I’m relatively new to ZFS, I’m familiar with the basics but haven’t been using it for much more than my home lab. From what I’ve seen, it looks like recordsize is one of the more important tunables on a dataset, especially for workloads such as databases or VMs. General wisdom seems to be to match the typical size of your IO operations, which makes sense.
The problem I’m facing is finding that typical size for an arbitrary workload. There are some resources on good recordsizes for various popular workloads, but there are also lots for which there is no information. Generally, it looks like one needs intimate knowledge of a workload’s implementation to determine optimal recordsize, which isn’t always possible.
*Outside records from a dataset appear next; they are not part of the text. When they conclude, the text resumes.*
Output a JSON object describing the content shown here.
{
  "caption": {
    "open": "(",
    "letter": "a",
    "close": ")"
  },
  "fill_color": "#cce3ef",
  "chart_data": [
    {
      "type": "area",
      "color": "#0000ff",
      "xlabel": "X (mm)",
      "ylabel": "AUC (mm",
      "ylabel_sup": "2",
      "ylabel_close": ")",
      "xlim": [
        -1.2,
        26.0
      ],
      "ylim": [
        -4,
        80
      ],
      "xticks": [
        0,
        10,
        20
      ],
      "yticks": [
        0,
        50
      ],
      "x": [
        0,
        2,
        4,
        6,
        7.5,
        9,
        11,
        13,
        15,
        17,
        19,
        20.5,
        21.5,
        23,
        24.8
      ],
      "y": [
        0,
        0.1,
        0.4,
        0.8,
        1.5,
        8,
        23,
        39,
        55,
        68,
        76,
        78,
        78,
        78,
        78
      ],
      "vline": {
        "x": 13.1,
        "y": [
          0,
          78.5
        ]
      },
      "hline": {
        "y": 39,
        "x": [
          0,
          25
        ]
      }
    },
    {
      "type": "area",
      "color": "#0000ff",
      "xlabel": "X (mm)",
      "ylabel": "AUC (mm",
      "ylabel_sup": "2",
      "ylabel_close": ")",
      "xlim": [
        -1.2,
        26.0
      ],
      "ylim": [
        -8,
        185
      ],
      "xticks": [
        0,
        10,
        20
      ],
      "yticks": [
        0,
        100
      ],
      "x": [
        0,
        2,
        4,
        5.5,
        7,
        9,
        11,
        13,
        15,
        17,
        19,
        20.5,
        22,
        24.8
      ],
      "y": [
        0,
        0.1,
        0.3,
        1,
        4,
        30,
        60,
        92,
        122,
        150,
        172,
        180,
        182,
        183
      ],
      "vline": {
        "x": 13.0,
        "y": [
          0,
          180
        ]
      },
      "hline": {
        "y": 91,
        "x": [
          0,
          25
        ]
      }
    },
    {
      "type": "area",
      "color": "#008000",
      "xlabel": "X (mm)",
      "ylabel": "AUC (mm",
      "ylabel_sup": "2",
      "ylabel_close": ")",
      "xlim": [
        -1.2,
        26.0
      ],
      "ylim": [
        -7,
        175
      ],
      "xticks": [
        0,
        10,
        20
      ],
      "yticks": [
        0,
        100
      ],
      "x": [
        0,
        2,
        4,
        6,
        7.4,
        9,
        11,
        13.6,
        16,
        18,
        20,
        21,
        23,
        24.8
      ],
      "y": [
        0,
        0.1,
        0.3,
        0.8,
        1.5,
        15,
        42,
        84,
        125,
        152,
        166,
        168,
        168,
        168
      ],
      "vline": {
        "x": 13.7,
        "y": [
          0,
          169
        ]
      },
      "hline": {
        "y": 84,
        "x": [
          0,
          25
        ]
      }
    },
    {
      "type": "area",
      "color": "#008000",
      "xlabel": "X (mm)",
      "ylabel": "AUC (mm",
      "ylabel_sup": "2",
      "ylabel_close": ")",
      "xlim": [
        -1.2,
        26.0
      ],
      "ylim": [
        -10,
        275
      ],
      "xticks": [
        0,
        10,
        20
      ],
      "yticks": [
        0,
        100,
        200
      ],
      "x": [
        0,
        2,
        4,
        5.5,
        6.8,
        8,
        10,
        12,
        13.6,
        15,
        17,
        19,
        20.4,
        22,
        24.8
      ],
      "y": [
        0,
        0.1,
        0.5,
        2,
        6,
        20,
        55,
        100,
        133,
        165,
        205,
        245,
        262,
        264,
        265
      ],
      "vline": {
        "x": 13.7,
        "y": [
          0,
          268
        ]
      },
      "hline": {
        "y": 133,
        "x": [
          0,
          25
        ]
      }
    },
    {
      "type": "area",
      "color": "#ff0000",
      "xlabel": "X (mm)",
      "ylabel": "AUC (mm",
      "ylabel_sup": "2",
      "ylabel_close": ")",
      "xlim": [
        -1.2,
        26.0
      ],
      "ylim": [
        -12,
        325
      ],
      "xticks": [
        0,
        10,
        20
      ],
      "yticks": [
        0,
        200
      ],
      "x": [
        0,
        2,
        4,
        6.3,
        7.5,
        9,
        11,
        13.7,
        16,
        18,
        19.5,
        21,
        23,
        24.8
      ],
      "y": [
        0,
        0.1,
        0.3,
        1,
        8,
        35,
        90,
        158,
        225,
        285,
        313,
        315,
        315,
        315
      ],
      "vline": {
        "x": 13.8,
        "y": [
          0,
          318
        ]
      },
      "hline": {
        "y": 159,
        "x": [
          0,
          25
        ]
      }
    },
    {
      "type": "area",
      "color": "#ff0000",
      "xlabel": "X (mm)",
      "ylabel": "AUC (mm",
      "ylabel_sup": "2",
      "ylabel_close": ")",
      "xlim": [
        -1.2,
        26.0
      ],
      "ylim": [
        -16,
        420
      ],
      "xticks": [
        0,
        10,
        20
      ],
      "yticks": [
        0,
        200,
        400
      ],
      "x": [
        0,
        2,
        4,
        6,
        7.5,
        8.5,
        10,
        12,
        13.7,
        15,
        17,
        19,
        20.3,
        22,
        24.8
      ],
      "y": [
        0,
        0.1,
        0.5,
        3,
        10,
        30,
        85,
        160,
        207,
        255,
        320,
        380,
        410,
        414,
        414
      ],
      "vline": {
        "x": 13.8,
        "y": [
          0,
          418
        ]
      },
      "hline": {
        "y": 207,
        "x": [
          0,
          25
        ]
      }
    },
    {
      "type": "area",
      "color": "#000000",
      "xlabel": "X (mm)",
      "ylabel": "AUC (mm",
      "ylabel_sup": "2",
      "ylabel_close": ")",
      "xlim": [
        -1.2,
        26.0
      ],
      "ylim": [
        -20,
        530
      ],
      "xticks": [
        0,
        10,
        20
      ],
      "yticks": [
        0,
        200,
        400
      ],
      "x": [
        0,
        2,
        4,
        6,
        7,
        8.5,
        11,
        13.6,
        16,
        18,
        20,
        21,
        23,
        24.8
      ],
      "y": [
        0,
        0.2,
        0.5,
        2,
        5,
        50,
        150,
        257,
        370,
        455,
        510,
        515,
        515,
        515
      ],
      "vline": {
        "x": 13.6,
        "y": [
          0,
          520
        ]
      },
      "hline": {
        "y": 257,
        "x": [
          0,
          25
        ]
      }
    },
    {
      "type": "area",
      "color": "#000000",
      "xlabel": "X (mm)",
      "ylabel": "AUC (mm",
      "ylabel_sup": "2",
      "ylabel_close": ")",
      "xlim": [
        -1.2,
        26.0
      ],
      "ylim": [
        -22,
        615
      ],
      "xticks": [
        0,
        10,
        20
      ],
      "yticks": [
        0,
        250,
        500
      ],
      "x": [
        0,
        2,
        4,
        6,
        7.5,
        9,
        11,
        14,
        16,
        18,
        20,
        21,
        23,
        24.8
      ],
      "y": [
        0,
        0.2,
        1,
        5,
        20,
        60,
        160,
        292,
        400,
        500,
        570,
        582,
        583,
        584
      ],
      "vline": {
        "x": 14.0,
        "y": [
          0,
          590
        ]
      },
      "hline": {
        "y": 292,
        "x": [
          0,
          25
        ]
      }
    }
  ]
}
In my specific use case, I’m looking to store InfluxDB data on ZFS, but cannot seem to find much information on what typical IO looks like for this workload. I could (and probably still will) talk to InfluxDB experts and devs and look at the source code, to see if I can determine a typical write size. That’s a pretty significant amount of effort, and I might still get it wrong, not to mention some workloads will be opaque and closed-source enough that investigating its write characteristics is not an option.
I’m wondering if there’s a more generic, empirical way to determine the typical size of IO for a workload, given that you already have the ability to deploy it? Is there some program or filesystem utility (ZFS or otherwise) that logs and profiles the size of IO operations on a dataset/filesystem, so I can figure out the recordsize from a real usage scenario?
I can see the use in deploying some workloads on an untuned ZFS or on a non-ZFS storage solution until I can determine the right recordsize, and then migrating them to ZFS with decent confidence that I tuned the recordsize correctly.